For many children born with a serious heart defect, surgery is only the beginning of their journey. Even after successful treatment, many go on to develop hypertension and other cardiovascular complications later in life.
An Old Dominion University researcher believes there may be a critical opportunity to change that outcome.
Based on data from the Centers for Disease Control and Prevention (CDC), congenital heart defects affect nearly 40,000 babies in the United States each year, and more than 2,000 are born with coarctation of the aorta (CoA). It is one of the most critical, but common forms of congenital heart disease. Children with CoA have an average life expectancy of around 60 years.
These patients often undergo surgery early in life and are considered successfully treated in most cases. However, although surgical advancements have improved average life expectancy, survival remains reduced, because many patients develop late complications, most commonly hypertension, which is often called the “silent killer” as it can progress for years without noticeable symptoms, while gradually damaging the heart, blood vessels, brain and kidneys.
Arash Ghorbannia, Ph.D., an Old Dominion University research assistant professor, who specializes in medical modeling and simulation, is working to change that trajectory.
A “Golden Window” for Treatment
Just four years after finishing his Ph.D. in 2022, Dr. Ghorbannia earned a 2026 American Heart Association (AHA) Career Development Award. The award is a three-year, $231,000 grant supporting his research in hypertension prevention, with a period of performance from April 1, 2026, through March 31, 2029.
Over the past six years of working in higher education, Dr. Ghorbannia has collected valuable data by tracking clinical evidence of hypertension progression in children with congenital heart defects, particularly CoA, where the aorta is narrower than normal and makes it harder for blood to flow from the heart to the rest of the body.
“In early childhood, there’s a golden window of aortic plasticity when the aorta is still growing and adapting that remains underutilized in treatment,” Dr. Ghorbannia said. “Usually, kids who are diagnosed early with congenital heart disease have surgery and then are often considered cured until they develop hypertension later in life. If hypertension has not yet reached a clinically diagnosable stage, researchers and clinicians may have a critical opportunity to intervene early and reduce the risk of serious long-term complications.”
Hypertension is a major risk factor for coronary artery disease, heart failure, ventricular hypertrophy, stroke and aneurysm. It is a major reason cardiovascular disease remains the leading cause of death worldwide.
Preventing Hypertension Before It Starts
The first phase of Dr. Ghorbannia’s project for AHA will use wearable devices, such as smartwatches, to identify the types of activities and lifestyles that can help these young patients prevent hypertension.

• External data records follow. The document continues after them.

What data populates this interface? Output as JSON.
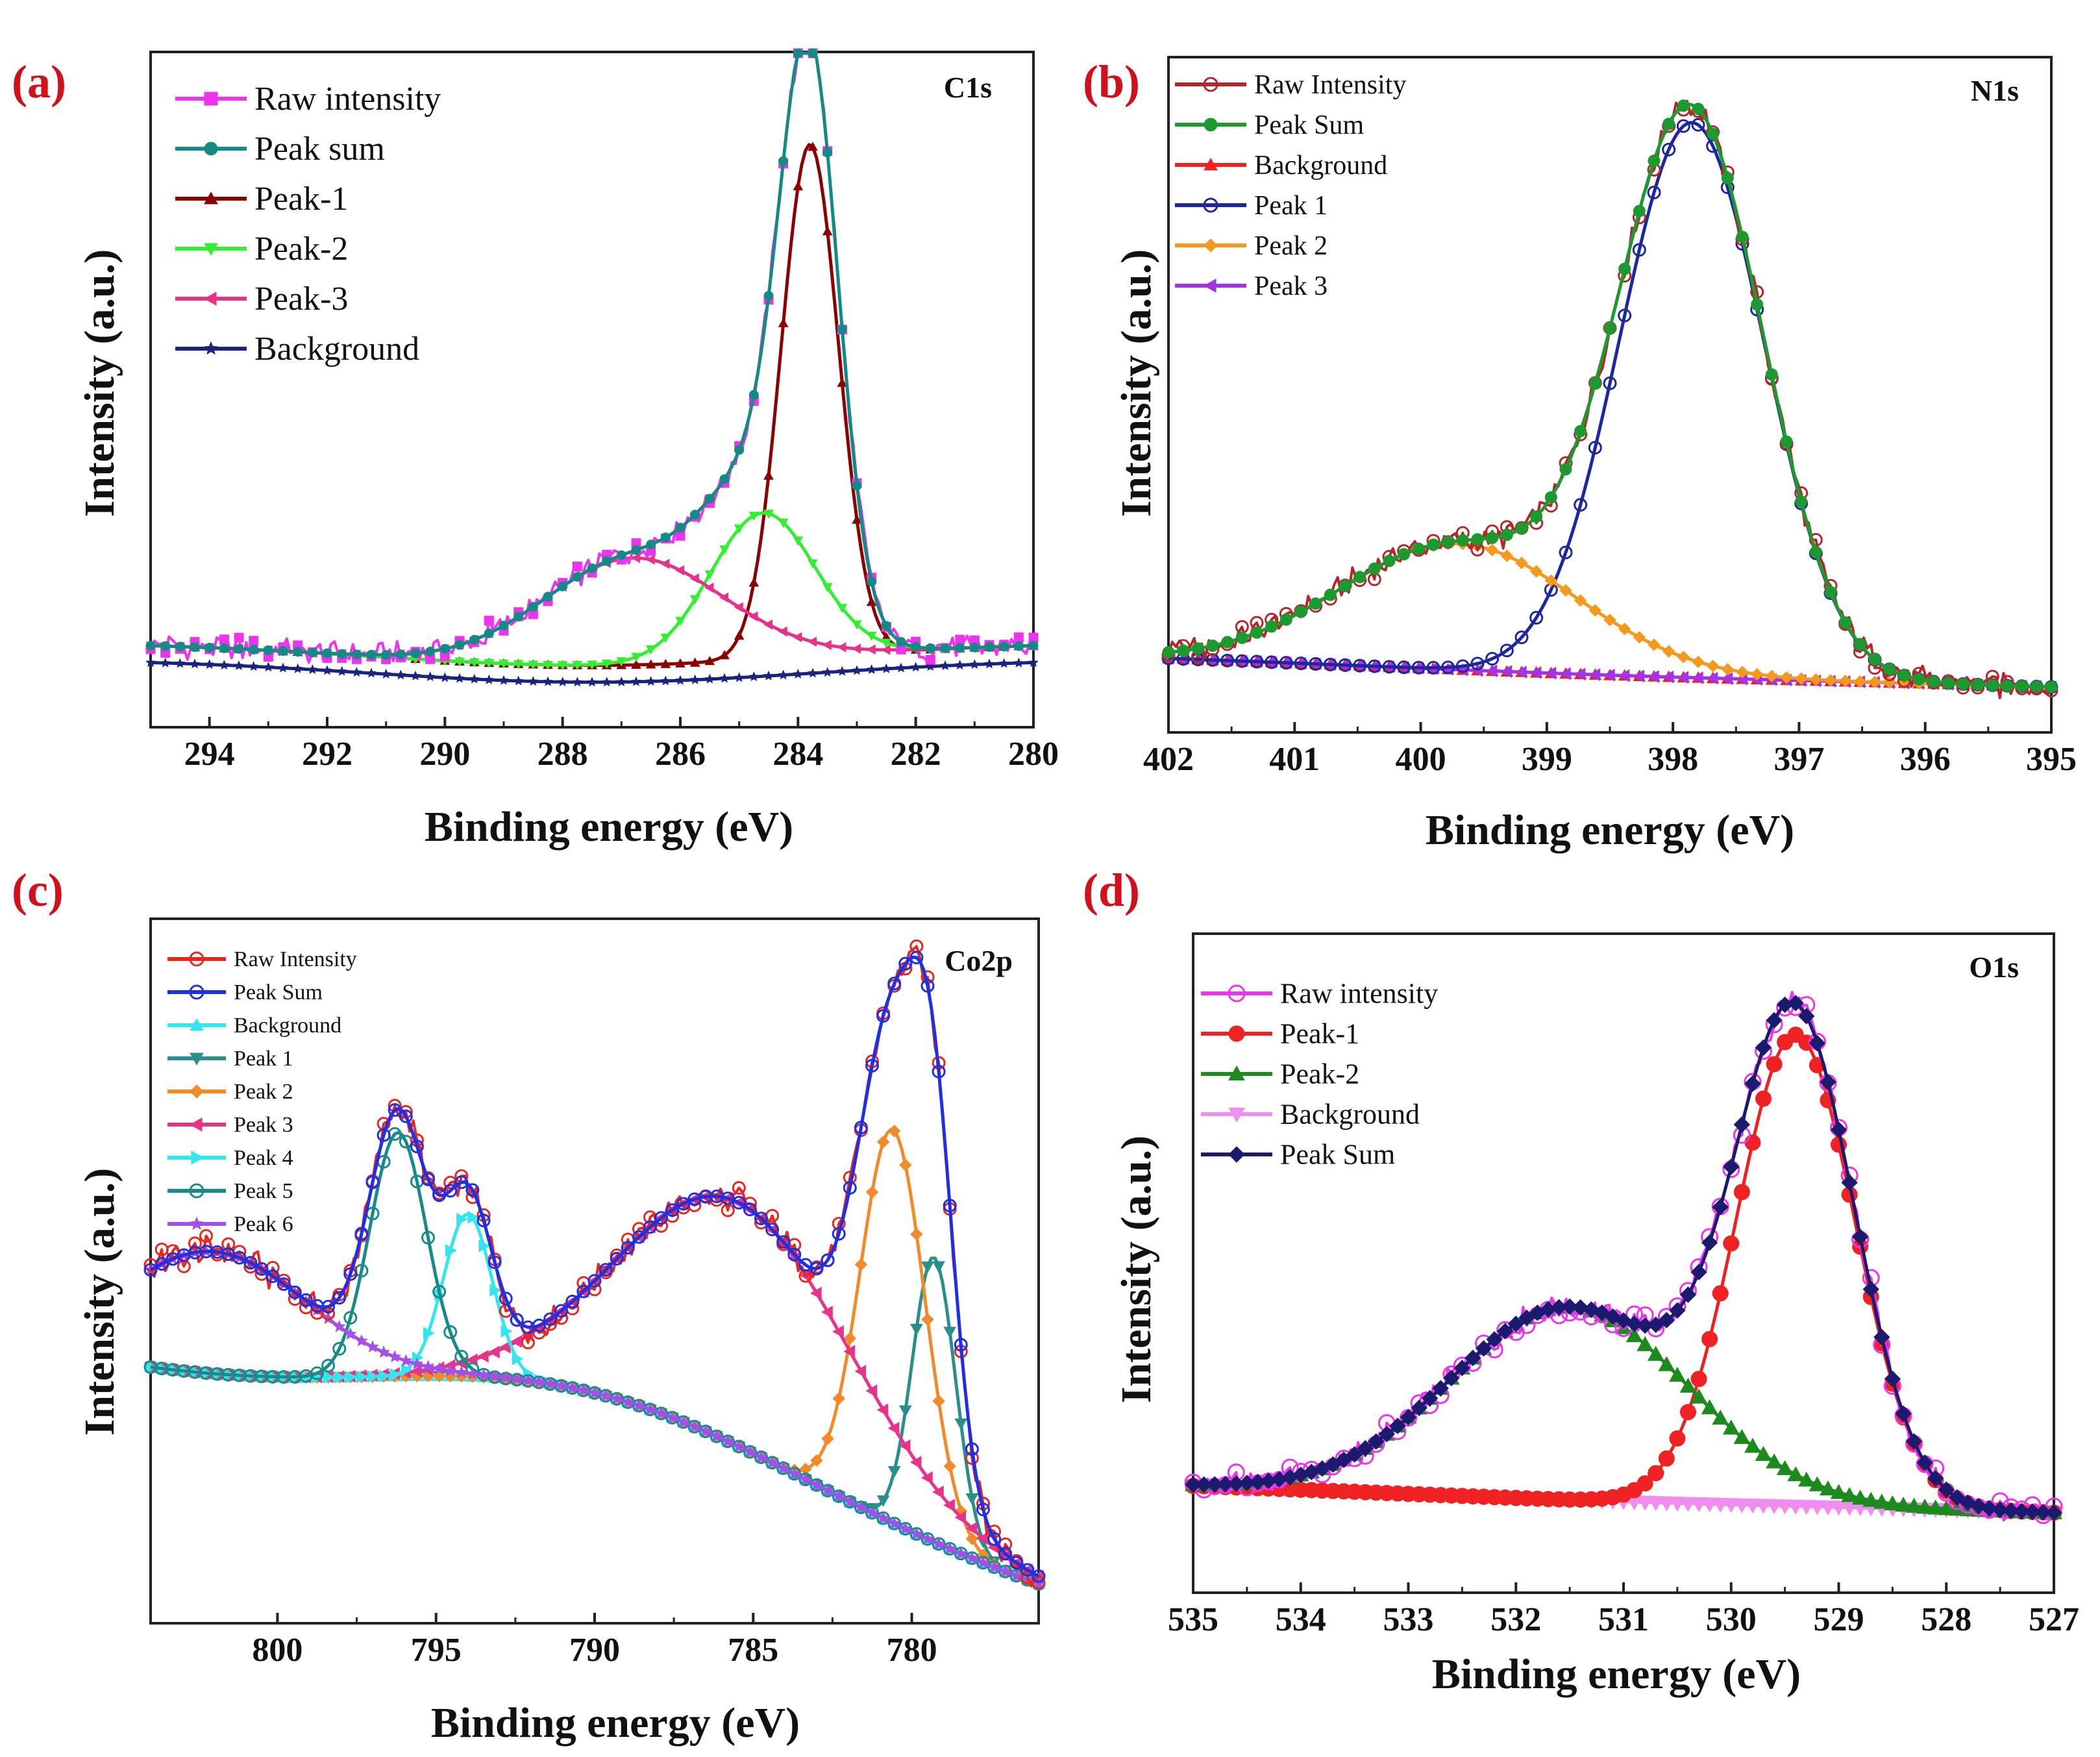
{
  "figure": {
    "background": "#ffffff"
  },
  "chart_data": [
    {
      "id": "a",
      "type": "line",
      "panel_label": "(a)",
      "title": "C1s",
      "xlabel": "Binding energy (eV)",
      "ylabel": "Intensity (a.u.)",
      "xlim": [
        295,
        280
      ],
      "ylim": [
        -0.12,
        1.08
      ],
      "xticks": [
        294,
        292,
        290,
        288,
        286,
        284,
        282,
        280
      ],
      "xtick_labels": [
        "294",
        "292",
        "290",
        "288",
        "286",
        "284",
        "282",
        "280"
      ],
      "legend": [
        "Raw intensity",
        "Peak sum",
        "Peak-1",
        "Peak-2",
        "Peak-3",
        "Background"
      ],
      "baseline": 0.03,
      "background": {
        "left": 0.0,
        "mid": -0.04,
        "right": 0.0,
        "center": 287.5
      },
      "peaks": [
        {
          "name": "Peak-1",
          "center": 283.8,
          "fwhm": 1.15,
          "height": 0.91,
          "color": "#8b0000"
        },
        {
          "name": "Peak-2",
          "center": 284.6,
          "fwhm": 2.1,
          "height": 0.26,
          "color": "#33ee33"
        },
        {
          "name": "Peak-3",
          "center": 286.8,
          "fwhm": 3.6,
          "height": 0.19,
          "color": "#e6338a"
        }
      ],
      "series": [
        {
          "name": "Raw intensity",
          "role": "raw",
          "color": "#ee33ee",
          "marker": "square"
        },
        {
          "name": "Peak sum",
          "role": "sum",
          "color": "#138a86",
          "marker": "circle"
        },
        {
          "name": "Peak-1",
          "role": "peak",
          "peak": 0,
          "color": "#8b0000",
          "marker": "triangle"
        },
        {
          "name": "Peak-2",
          "role": "peak",
          "peak": 1,
          "color": "#33ee33",
          "marker": "tri-down"
        },
        {
          "name": "Peak-3",
          "role": "peak",
          "peak": 2,
          "color": "#e6338a",
          "marker": "tri-left"
        },
        {
          "name": "Background",
          "role": "background",
          "color": "#1a237e",
          "marker": "star"
        }
      ]
    },
    {
      "id": "b",
      "type": "line",
      "panel_label": "(b)",
      "title": "N1s",
      "xlabel": "Binding energy (eV)",
      "ylabel": "Intensity (a.u.)",
      "xlim": [
        402,
        395
      ],
      "ylim": [
        -0.08,
        1.1
      ],
      "xticks": [
        402,
        401,
        400,
        399,
        398,
        397,
        396,
        395
      ],
      "xtick_labels": [
        "402",
        "401",
        "400",
        "399",
        "398",
        "397",
        "396",
        "395"
      ],
      "legend": [
        "Raw Intensity",
        "Peak Sum",
        "Background",
        "Peak 1",
        "Peak 2",
        "Peak 3"
      ],
      "baseline": 0.0,
      "background": {
        "left": 0.05,
        "mid": 0.02,
        "right": 0.0,
        "center": 398.5
      },
      "peaks": [
        {
          "name": "Peak 1",
          "center": 397.85,
          "fwhm": 1.35,
          "height": 0.97,
          "color": "#1c27a0"
        },
        {
          "name": "Peak 2",
          "center": 399.7,
          "fwhm": 2.2,
          "height": 0.22,
          "color": "#f39a1e"
        }
      ],
      "series": [
        {
          "name": "Raw Intensity",
          "role": "raw",
          "color": "#b3282d",
          "marker": "circle-open"
        },
        {
          "name": "Peak Sum",
          "role": "sum",
          "color": "#1d9a2f",
          "marker": "circle"
        },
        {
          "name": "Background",
          "role": "background",
          "color": "#ee2222",
          "marker": "triangle"
        },
        {
          "name": "Peak 1",
          "role": "peak",
          "peak": 0,
          "color": "#1c27a0",
          "marker": "circle-open"
        },
        {
          "name": "Peak 2",
          "role": "peak",
          "peak": 1,
          "color": "#f39a1e",
          "marker": "diamond"
        },
        {
          "name": "Peak 3",
          "role": "background",
          "color": "#a432e6",
          "marker": "tri-left"
        }
      ]
    },
    {
      "id": "c",
      "type": "line",
      "panel_label": "(c)",
      "title": "Co2p",
      "xlabel": "Binding energy (eV)",
      "ylabel": "Intensity (a.u.)",
      "xlim": [
        804,
        776
      ],
      "ylim": [
        -0.04,
        1.0
      ],
      "xticks": [
        800,
        795,
        790,
        785,
        780
      ],
      "xtick_labels": [
        "800",
        "795",
        "790",
        "785",
        "780"
      ],
      "legend": [
        "Raw Intensity",
        "Peak Sum",
        "Background",
        "Peak 1",
        "Peak 2",
        "Peak 3",
        "Peak 4",
        "Peak 5",
        "Peak 6"
      ],
      "baseline": 0.0,
      "background": {
        "left": 0.32,
        "mid": 0.3,
        "right": 0.0,
        "center": 790
      },
      "peaks": [
        {
          "name": "Peak 1",
          "center": 779.3,
          "fwhm": 1.6,
          "height": 0.42,
          "color": "#2a8f8a"
        },
        {
          "name": "Peak 2",
          "center": 780.6,
          "fwhm": 2.4,
          "height": 0.58,
          "color": "#f08a2a"
        },
        {
          "name": "Peak 3",
          "center": 785.5,
          "fwhm": 8.5,
          "height": 0.36,
          "color": "#e8338a"
        },
        {
          "name": "Peak 4",
          "center": 794.0,
          "fwhm": 1.8,
          "height": 0.24,
          "color": "#33e6ee"
        },
        {
          "name": "Peak 5",
          "center": 796.2,
          "fwhm": 2.1,
          "height": 0.36,
          "color": "#198a8a"
        },
        {
          "name": "Peak 6",
          "center": 802.0,
          "fwhm": 7.0,
          "height": 0.18,
          "color": "#a44fe6"
        }
      ],
      "series": [
        {
          "name": "Raw Intensity",
          "role": "raw",
          "color": "#e8281e",
          "marker": "circle-open"
        },
        {
          "name": "Peak Sum",
          "role": "sum",
          "color": "#1e2fe6",
          "marker": "circle-open"
        },
        {
          "name": "Background",
          "role": "background",
          "color": "#33e6ee",
          "marker": "triangle"
        },
        {
          "name": "Peak 1",
          "role": "peak",
          "peak": 0,
          "color": "#2a8f8a",
          "marker": "tri-down"
        },
        {
          "name": "Peak 2",
          "role": "peak",
          "peak": 1,
          "color": "#f08a2a",
          "marker": "diamond"
        },
        {
          "name": "Peak 3",
          "role": "peak",
          "peak": 2,
          "color": "#e8338a",
          "marker": "tri-left"
        },
        {
          "name": "Peak 4",
          "role": "peak",
          "peak": 3,
          "color": "#33e6ee",
          "marker": "tri-right"
        },
        {
          "name": "Peak 5",
          "role": "peak",
          "peak": 4,
          "color": "#198a8a",
          "marker": "circle-open"
        },
        {
          "name": "Peak 6",
          "role": "peak",
          "peak": 5,
          "color": "#a44fe6",
          "marker": "star"
        }
      ]
    },
    {
      "id": "d",
      "type": "line",
      "panel_label": "(d)",
      "title": "O1s",
      "xlabel": "Binding energy (eV)",
      "ylabel": "Intensity (a.u.)",
      "xlim": [
        535,
        527
      ],
      "ylim": [
        -0.15,
        1.08
      ],
      "xticks": [
        535,
        534,
        533,
        532,
        531,
        530,
        529,
        528,
        527
      ],
      "xtick_labels": [
        "535",
        "534",
        "533",
        "532",
        "531",
        "530",
        "529",
        "528",
        "527"
      ],
      "legend": [
        "Raw intensity",
        "Peak-1",
        "Peak-2",
        "Background",
        "Peak Sum"
      ],
      "baseline": 0.0,
      "background": {
        "left": 0.05,
        "mid": 0.02,
        "right": 0.0,
        "center": 531
      },
      "peaks": [
        {
          "name": "Peak-1",
          "center": 529.4,
          "fwhm": 1.3,
          "height": 0.88,
          "color": "#ee2222"
        },
        {
          "name": "Peak-2",
          "center": 531.5,
          "fwhm": 2.6,
          "height": 0.36,
          "color": "#1d8a1d"
        }
      ],
      "series": [
        {
          "name": "Raw intensity",
          "role": "raw",
          "color": "#ee33ee",
          "marker": "circle-open"
        },
        {
          "name": "Peak-1",
          "role": "peak",
          "peak": 0,
          "color": "#ee2222",
          "marker": "circle"
        },
        {
          "name": "Peak-2",
          "role": "peak",
          "peak": 1,
          "color": "#1d8a1d",
          "marker": "triangle"
        },
        {
          "name": "Background",
          "role": "background",
          "color": "#f08ef0",
          "marker": "tri-down"
        },
        {
          "name": "Peak Sum",
          "role": "sum",
          "color": "#1a1a6e",
          "marker": "diamond"
        }
      ]
    }
  ]
}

“With the assistance of AI, we can collect data from wearable devices and build digital twin models, so we can model or track progression over time and learn, for example, what type of activities they are doing that are beneficial and which ones are not,” Dr. Ghorbannia said.
These devices will help Dr. Ghorbannia track how a person's blood flow changes throughout the day and identify early signs that could lead to high blood pressure. He will use this information to build a personalized system, called iTwin, which creates a virtual model of a person's heart and blood vessels to help predict and improve their heart health. The goal is to give patients personalized, real-time strategies to help lower their health risks and ultimately prevent hypertension.
“Our aim is to improve these patients’ quality of life and long-term health, helping them to live healthier and longer lives,” Dr. Ghorbannia said.
Building a Long-Term Picture of Heart Health
The next phase of the project will focus on using the same monitoring approaches to better understand how patients’ heart health changes over time after early surgery.
“Eventually, we hope to expand this work through collaboration with the Children’s Hospital of The King’s Daughters and patients who have had the first CoA surgery,” Dr. Ghorbannia said. “By analyzing their activity patterns and collecting long-term health data, we can continue to train AI models to identify personalized adjustments that may improve their health outcomes and mitigate the risk of hypertension later in life.”
About The Researcher
Dr. Ghorbannia works at Old Dominion University with Health, Education and AI Learning (HEAL), which partners with the National Center for Collaboration in Medical Modeling and Simulation (NCCMMS). Both organizations operate under the umbrella of the University’s Office of Enterprise Research and Innovation (OERI).
Dr. Ghorbannia’s work is supported by the AHA through a grant for “Digital Twin Guided Prevention of Hypertension in Coarctation of the Aorta Survivors,” under grant 26CDA1588384.